Szybka obsługa i profesjonalna komunikacja filarami obsługi klienta

Closeup and crop fitness trainer is introducing exercise program to young female clients

Obsłużenie potencjalnego klienta klubu nie powinno zająć więcej niż 48 godzin. Warto zadbać też o profesjonalną komunikację naszej pracy. Powinna ona skupić się na prezentowaniu trenera jako specjalisty.

W moim poprzednim tekście pisałem o badaniu przeprowadzonym w formie ankiety. Badaną grupę stanowili klienci korzystający z usług treningów personalnych. Zadałem im dwa pytania. Pierwsze dotyczyło czasu jaki upłynął od pomysłu o rozpoczęciu treningów do wykonania konkretnego działania w celu umówienia tego treningu. Drugie tego, czy wyobrażenia o samym treningu pokrywają się z rzeczywistością, a jeśli nie to na czym polegają różnice.

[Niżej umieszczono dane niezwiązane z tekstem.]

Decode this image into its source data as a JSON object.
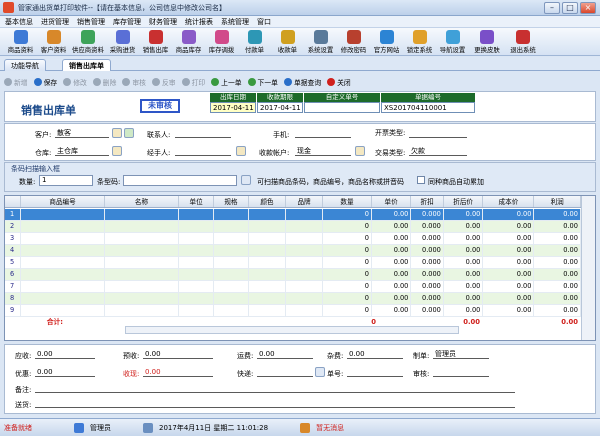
{
  "window": {
    "title": "管家通出货单打印软件--【请在基本信息，公司信息中修改公司名】"
  },
  "menu": [
    "基本信息",
    "进货管理",
    "销售管理",
    "库存管理",
    "财务管理",
    "统计报表",
    "系统管理",
    "窗口"
  ],
  "toolbar": [
    {
      "label": "商品资料",
      "icon": "goods-icon",
      "color": "#3e7ad6"
    },
    {
      "label": "客户资料",
      "icon": "customer-icon",
      "color": "#d8882a"
    },
    {
      "label": "供应商资料",
      "icon": "supplier-icon",
      "color": "#3ea35a"
    },
    {
      "label": "采购进货",
      "icon": "purchase-icon",
      "color": "#5a6fd6"
    },
    {
      "label": "销售出库",
      "icon": "sales-out-icon",
      "color": "#c93030"
    },
    {
      "label": "商品库存",
      "icon": "inventory-icon",
      "color": "#8a5bc8"
    },
    {
      "label": "库存调拨",
      "icon": "transfer-icon",
      "color": "#d14a8a"
    },
    {
      "label": "付款单",
      "icon": "payment-icon",
      "color": "#2d97b5"
    },
    {
      "label": "收款单",
      "icon": "receipt-icon",
      "color": "#d0a020"
    },
    {
      "label": "系统设置",
      "icon": "settings-icon",
      "color": "#5a7a9a"
    },
    {
      "label": "修改密码",
      "icon": "password-icon",
      "color": "#b8402e"
    },
    {
      "label": "官方网站",
      "icon": "website-icon",
      "color": "#2c84d4"
    },
    {
      "label": "锁定系统",
      "icon": "lock-icon",
      "color": "#e0a02a"
    },
    {
      "label": "导航设置",
      "icon": "nav-settings-icon",
      "color": "#3fa0d8"
    },
    {
      "label": "更换皮肤",
      "icon": "skin-icon",
      "color": "#7a4fc8"
    },
    {
      "label": "退出系统",
      "icon": "exit-icon",
      "color": "#c83030"
    }
  ],
  "tabs": [
    {
      "label": "功能导航"
    },
    {
      "label": "销售出库单"
    }
  ],
  "subtoolbar": [
    {
      "label": "新增",
      "color": "#9aa8b8",
      "disabled": true
    },
    {
      "label": "保存",
      "color": "#2a6fc9",
      "disabled": false
    },
    {
      "label": "修改",
      "color": "#9aa8b8",
      "disabled": true
    },
    {
      "label": "删除",
      "color": "#9aa8b8",
      "disabled": true
    },
    {
      "label": "审核",
      "color": "#9aa8b8",
      "disabled": true
    },
    {
      "label": "反审",
      "color": "#9aa8b8",
      "disabled": true
    },
    {
      "label": "打印",
      "color": "#9aa8b8",
      "disabled": true
    },
    {
      "label": "上一单",
      "color": "#3a9a40",
      "disabled": false
    },
    {
      "label": "下一单",
      "color": "#3a9a40",
      "disabled": false
    },
    {
      "label": "单据查询",
      "color": "#2a6fc9",
      "disabled": false
    },
    {
      "label": "关闭",
      "color": "#d0201c",
      "disabled": false
    }
  ],
  "doc": {
    "title": "销售出库单",
    "stamp": "未审核",
    "h_date": "出库日期",
    "v_date": "2017-04-11",
    "h_due": "收款期限",
    "v_due": "2017-04-11",
    "h_custom": "自定义单号",
    "v_custom": "",
    "h_no": "单据编号",
    "v_no": "XS201704110001"
  },
  "form": {
    "customer_label": "客户:",
    "customer_value": "散客",
    "contact_label": "联系人:",
    "contact_value": "",
    "phone_label": "手机:",
    "phone_value": "",
    "invoice_label": "开票类型:",
    "invoice_value": "",
    "warehouse_label": "仓库:",
    "warehouse_value": "主仓库",
    "handler_label": "经手人:",
    "handler_value": "",
    "account_label": "收款帐户:",
    "account_value": "现金",
    "trade_label": "交易类型:",
    "trade_value": "欠款"
  },
  "scan": {
    "caption": "条码扫描输入框",
    "qty_label": "数量:",
    "qty_value": "1",
    "barcode_label": "条型码:",
    "hint": "可扫描商品条码，商品编号，商品名称或拼音码",
    "checkbox_label": "同种商品自动累加"
  },
  "grid": {
    "columns": [
      "",
      "商品编号",
      "名称",
      "单位",
      "规格",
      "颜色",
      "品牌",
      "数量",
      "单价",
      "折扣",
      "折后价",
      "成本价",
      "利润"
    ],
    "rows": [
      {
        "n": "1",
        "qty": "0",
        "price": "0.00",
        "disc": "0.000",
        "after": "0.00",
        "cost": "0.00",
        "profit": "0.00"
      },
      {
        "n": "2",
        "qty": "0",
        "price": "0.00",
        "disc": "0.000",
        "after": "0.00",
        "cost": "0.00",
        "profit": "0.00"
      },
      {
        "n": "3",
        "qty": "0",
        "price": "0.00",
        "disc": "0.000",
        "after": "0.00",
        "cost": "0.00",
        "profit": "0.00"
      },
      {
        "n": "4",
        "qty": "0",
        "price": "0.00",
        "disc": "0.000",
        "after": "0.00",
        "cost": "0.00",
        "profit": "0.00"
      },
      {
        "n": "5",
        "qty": "0",
        "price": "0.00",
        "disc": "0.000",
        "after": "0.00",
        "cost": "0.00",
        "profit": "0.00"
      },
      {
        "n": "6",
        "qty": "0",
        "price": "0.00",
        "disc": "0.000",
        "after": "0.00",
        "cost": "0.00",
        "profit": "0.00"
      },
      {
        "n": "7",
        "qty": "0",
        "price": "0.00",
        "disc": "0.000",
        "after": "0.00",
        "cost": "0.00",
        "profit": "0.00"
      },
      {
        "n": "8",
        "qty": "0",
        "price": "0.00",
        "disc": "0.000",
        "after": "0.00",
        "cost": "0.00",
        "profit": "0.00"
      },
      {
        "n": "9",
        "qty": "0",
        "price": "0.00",
        "disc": "0.000",
        "after": "0.00",
        "cost": "0.00",
        "profit": "0.00"
      }
    ],
    "total_label": "合计:",
    "total_qty": "0",
    "total_after": "0.00",
    "total_profit": "0.00"
  },
  "footer": {
    "receivable_label": "应收:",
    "receivable_value": "0.00",
    "prepaid_label": "预收:",
    "prepaid_value": "0.00",
    "freight_label": "运费:",
    "freight_value": "0.00",
    "misc_label": "杂费:",
    "misc_value": "0.00",
    "maker_label": "制单:",
    "maker_value": "管理员",
    "discount_label": "优惠:",
    "discount_value": "0.00",
    "received_label": "收现:",
    "received_value": "0.00",
    "express_label": "快递:",
    "express_value": "",
    "tracking_label": "单号:",
    "tracking_value": "",
    "auditor_label": "审核:",
    "auditor_value": "",
    "remark_label": "备注:",
    "address_label": "送货:"
  },
  "status": {
    "ready": "准备就绪",
    "user": "管理员",
    "datetime": "2017年4月11日 星期二 11:01:28",
    "message": "暂无消息"
  }
}
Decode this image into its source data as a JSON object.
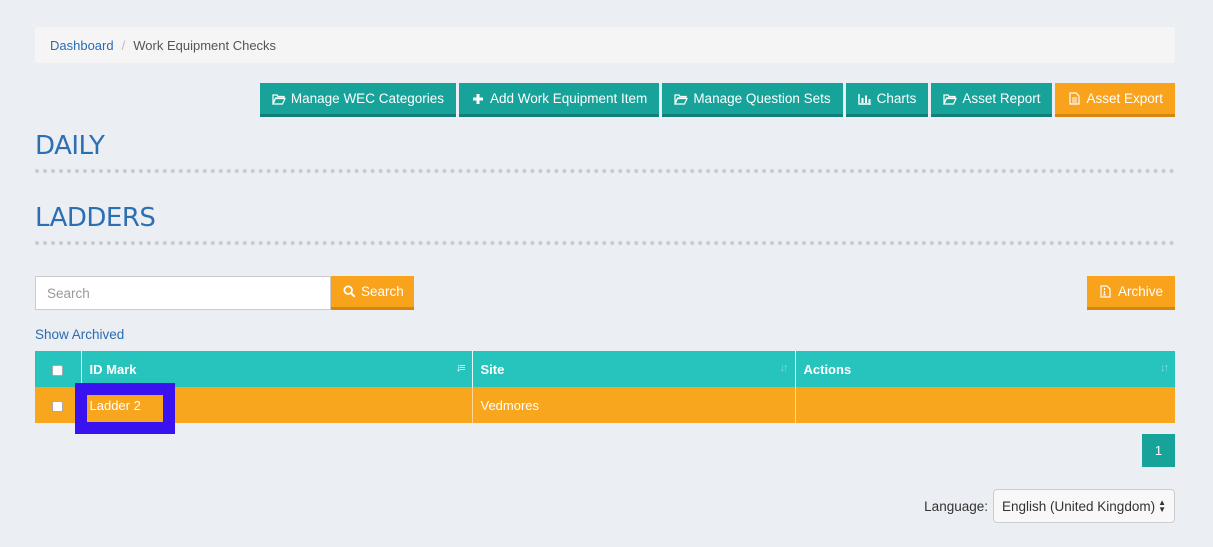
{
  "breadcrumb": {
    "home": "Dashboard",
    "current": "Work Equipment Checks"
  },
  "toolbar": {
    "manage_categories": "Manage WEC Categories",
    "add_item": "Add Work Equipment Item",
    "manage_questions": "Manage Question Sets",
    "charts": "Charts",
    "asset_report": "Asset Report",
    "asset_export": "Asset Export"
  },
  "sections": {
    "daily": "DAILY",
    "ladders": "LADDERS"
  },
  "search": {
    "placeholder": "Search",
    "button": "Search"
  },
  "archive_label": "Archive",
  "show_archived": "Show Archived",
  "table": {
    "headers": {
      "id_mark": "ID Mark",
      "site": "Site",
      "actions": "Actions"
    },
    "rows": [
      {
        "id_mark": "Ladder 2",
        "site": "Vedmores",
        "actions": ""
      }
    ]
  },
  "pagination": {
    "current": "1"
  },
  "language": {
    "label": "Language:",
    "selected": "English (United Kingdom)"
  },
  "colors": {
    "teal": "#17a39a",
    "header_teal": "#27c4bd",
    "orange": "#f9a21c",
    "title_blue": "#2d6fb3",
    "highlight": "#3a12f0"
  }
}
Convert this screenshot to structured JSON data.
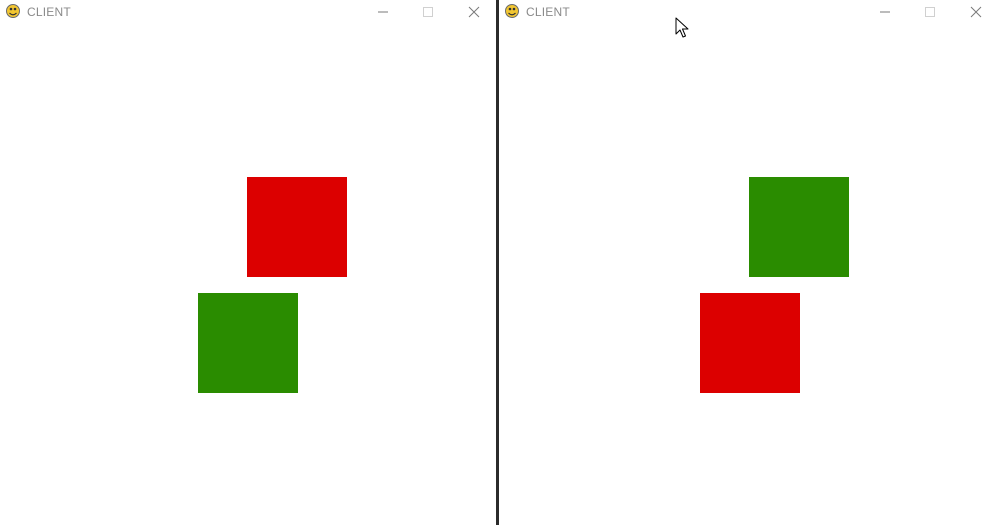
{
  "windows": [
    {
      "title": "CLIENT",
      "squares": [
        {
          "name": "red-player-square",
          "color": "#dc0000"
        },
        {
          "name": "green-player-square",
          "color": "#2a8c00"
        }
      ]
    },
    {
      "title": "CLIENT",
      "squares": [
        {
          "name": "green-player-square",
          "color": "#2a8c00"
        },
        {
          "name": "red-player-square",
          "color": "#dc0000"
        }
      ]
    }
  ],
  "icons": {
    "app": "pygame-snake-icon",
    "minimize": "minimize-icon",
    "maximize": "maximize-icon",
    "close": "close-icon",
    "cursor": "mouse-pointer-icon"
  }
}
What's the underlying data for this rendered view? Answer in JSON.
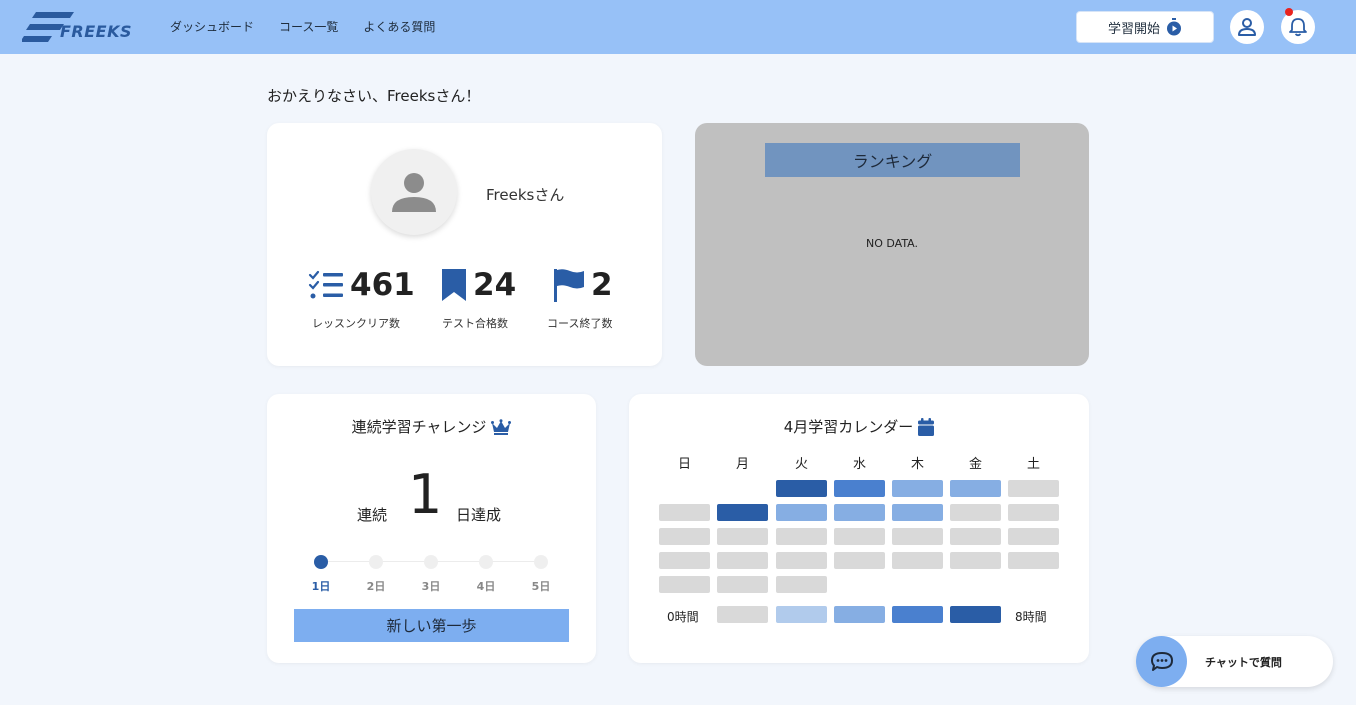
{
  "header": {
    "logo_text": "FREEKS",
    "nav": [
      "ダッシュボード",
      "コース一覧",
      "よくある質問"
    ],
    "start_label": "学習開始"
  },
  "welcome": "おかえりなさい、Freeksさん！",
  "profile": {
    "name": "Freeksさん",
    "stats": [
      {
        "value": "461",
        "label": "レッスンクリア数",
        "icon": "checklist-icon"
      },
      {
        "value": "24",
        "label": "テスト合格数",
        "icon": "bookmark-icon"
      },
      {
        "value": "2",
        "label": "コース終了数",
        "icon": "flag-icon"
      }
    ]
  },
  "ranking": {
    "title": "ランキング",
    "empty": "NO DATA."
  },
  "streak": {
    "title": "連続学習チャレンジ",
    "prefix": "連続",
    "count": "1",
    "suffix": "日達成",
    "days": [
      "1日",
      "2日",
      "3日",
      "4日",
      "5日"
    ],
    "achieved_days": 1,
    "button_label": "新しい第一歩"
  },
  "calendar": {
    "title": "4月学習カレンダー",
    "weekdays": [
      "日",
      "月",
      "火",
      "水",
      "木",
      "金",
      "土"
    ],
    "first_weekday_index": 2,
    "levels": [
      4,
      3,
      2,
      2,
      0,
      0,
      4,
      2,
      2,
      2,
      0,
      0,
      0,
      0,
      0,
      0,
      0,
      0,
      0,
      0,
      0,
      0,
      0,
      0,
      0,
      0,
      0,
      0,
      0
    ],
    "legend_min": "0時間",
    "legend_max": "8時間",
    "level_colors": [
      "#d9d9d9",
      "#b1cbec",
      "#86aee3",
      "#4a80cf",
      "#2a5da6"
    ]
  },
  "chat": {
    "label": "チャットで質問"
  }
}
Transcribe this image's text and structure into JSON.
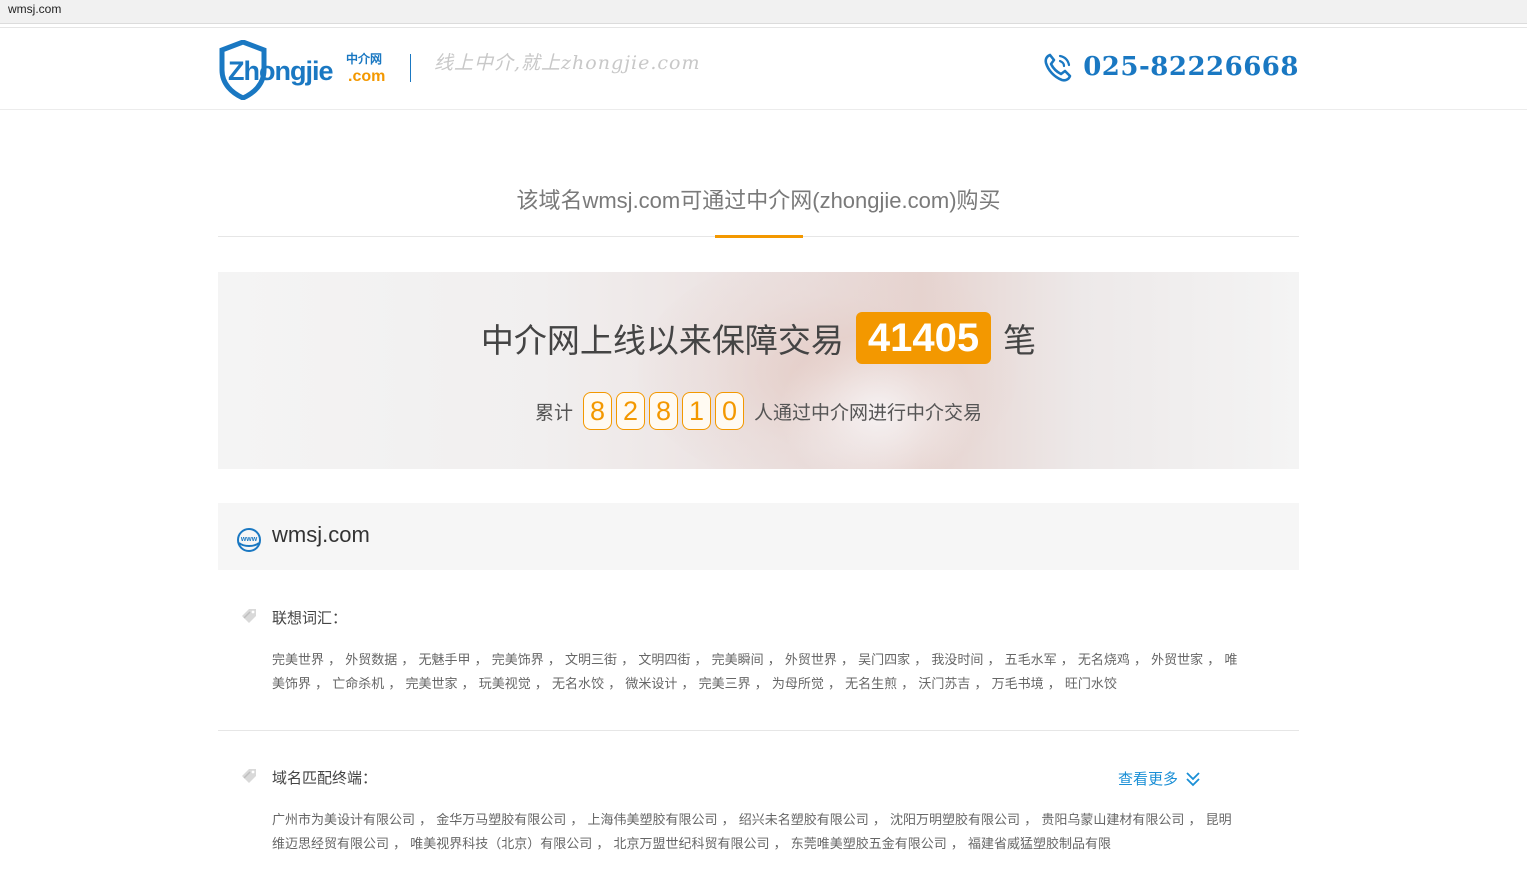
{
  "browser": {
    "url": "wmsj.com"
  },
  "header": {
    "logo_text": "Zhongjie",
    "logo_cn": "中介网",
    "logo_com": ".com",
    "slogan": "线上中介,就上zhongjie.com",
    "phone": "025-82226668"
  },
  "title": "该域名wmsj.com可通过中介网(zhongjie.com)购买",
  "banner": {
    "line1_prefix": "中介网上线以来保障交易",
    "trade_count": "41405",
    "line1_suffix": "笔",
    "line2_prefix": "累计",
    "digits": [
      "8",
      "2",
      "8",
      "1",
      "0"
    ],
    "line2_suffix": "人通过中介网进行中介交易"
  },
  "domain": {
    "name": "wmsj.com"
  },
  "associations": {
    "label": "联想词汇：",
    "text": "完美世界 ， 外贸数据 ， 无魅手甲 ， 完美饰界 ， 文明三街 ， 文明四街 ， 完美瞬间 ， 外贸世界 ， 吴门四家 ， 我没时间 ， 五毛水军 ， 无名烧鸡 ， 外贸世家 ， 唯美饰界 ， 亡命杀机 ， 完美世家 ， 玩美视觉 ， 无名水饺 ， 微米设计 ， 完美三界 ， 为母所觉 ， 无名生煎 ， 沃门苏吉 ， 万毛书境 ， 旺门水饺"
  },
  "matches": {
    "label": "域名匹配终端：",
    "more_label": "查看更多",
    "text": "广州市为美设计有限公司 ， 金华万马塑胶有限公司 ， 上海伟美塑胶有限公司 ， 绍兴未名塑胶有限公司 ， 沈阳万明塑胶有限公司 ， 贵阳乌蒙山建材有限公司 ， 昆明维迈思经贸有限公司 ， 唯美视界科技（北京）有限公司 ， 北京万盟世纪科贸有限公司 ， 东莞唯美塑胶五金有限公司 ， 福建省威猛塑胶制品有限"
  }
}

Po szczegółowe wyniki odsyłam właśnie do poprzedniego tekstu, a teraz podzielę się wnioskami, jakie nasuwają mi się po analizie odpowiedzi na powyższe pytania.

Jeśli chodzi o pierwsze zagadnienie – zdecydowana większość osób podjęła działania (wizyta w klubie, telefon, mail, wypełnienie formularza, wiadomość w social mediach) w czasie krótszym niż tydzień od pomysłu na rozpoczęcie treningów.

Z tego powodu tak ważne jest szybkie obsłużenie osoby, która z nami się kontaktuje. Powinniśmy to zrobić zanim jej motywacja nie spadnie, a wraz z tym spadkiem nie spadnie nastrój zakupowy, przez który decyduje się na skorzystanie z naszej oferty.

48 godzin na kontakt

Z doświadczenia i obserwacji tego procesu w miejscach którymi zarządzam wynika, że mamy maksymalnie około 48 godzin, aby przekazać taką osobę w ręce konkretnego trenera, który zaproponuje konkretny termin pierwszego spotkania.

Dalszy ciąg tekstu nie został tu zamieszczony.